Teacher Niamh Sweeney, from Cambridgeshire, said she was concerned that the best-selling book normalises abusive relationships.
She said: "It describes a violent and abusive relationship where a young girl admits to being hurt and not enjoying it but agreeing to it because she knows he likes it."
She was so concerned that it prompted her to speak to her lower sixth students about sex and relationships.
At a conference in Liverpool, members of the Association of Teachers and Lecturers called for extra training to help them give lessons about pornography.
Teachers warned that viewing explicit images has become the norm for students as young as 11, and it risks damaging their future relationships and expectations of sex.
One teacher said she knows of a girl who was persuaded to perform in an amateur pornographic video at the age of 13.
She told the conference: "As a teacher of teenage girls and the mother of a teenage daughter I am absolutely sickened by that thought.
"As educators we must ensure that pornography does not become so normalised that youngsters expect it to be an unquestionable and significant experience of their daily lives."

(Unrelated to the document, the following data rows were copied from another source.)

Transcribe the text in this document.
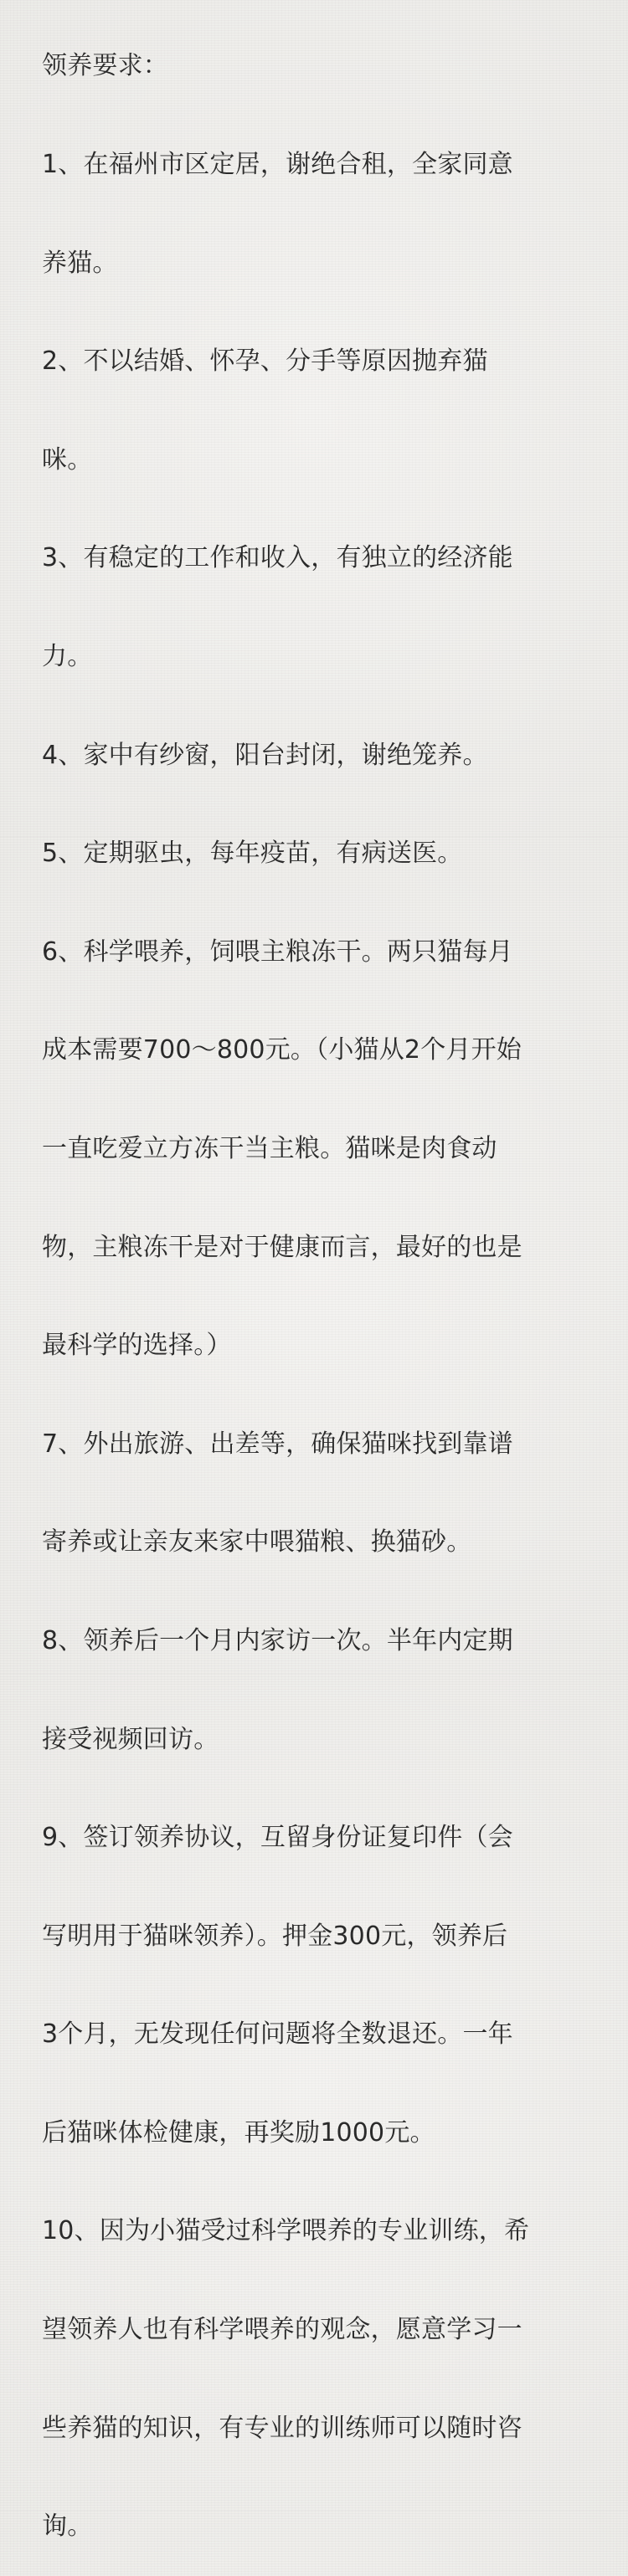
领养要求：

1、在福州市区定居，谢绝合租，全家同意

养猫。

2、不以结婚、怀孕、分手等原因抛弃猫

咪。

3、有稳定的工作和收入，有独立的经济能

力。

4、家中有纱窗，阳台封闭，谢绝笼养。

5、定期驱虫，每年疫苗，有病送医。

6、科学喂养，饲喂主粮冻干。两只猫每月

成本需要700～800元。（小猫从2个月开始

一直吃爱立方冻干当主粮。猫咪是肉食动

物，主粮冻干是对于健康而言，最好的也是

最科学的选择。）

7、外出旅游、出差等，确保猫咪找到靠谱

寄养或让亲友来家中喂猫粮、换猫砂。

8、领养后一个月内家访一次。半年内定期

接受视频回访。

9、签订领养协议，互留身份证复印件（会

写明用于猫咪领养）。押金300元，领养后

3个月，无发现任何问题将全数退还。一年

后猫咪体检健康，再奖励1000元。

10、因为小猫受过科学喂养的专业训练，希

望领养人也有科学喂养的观念，愿意学习一

些养猫的知识，有专业的训练师可以随时咨

询。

James Schlackman, an ATL member from Berkshire, said the porn that is available today is aggressive and bordering on abusive.
He added: "It doesn't show normal sexual behaviour, but there is so much of it that to young people, without the benefit of experience, it appears to be normal.
"Young people today are being exposed to dangerously unrealistic portrayals of sex that, if emulated, may end up damaging the relationships they form both now and in later life."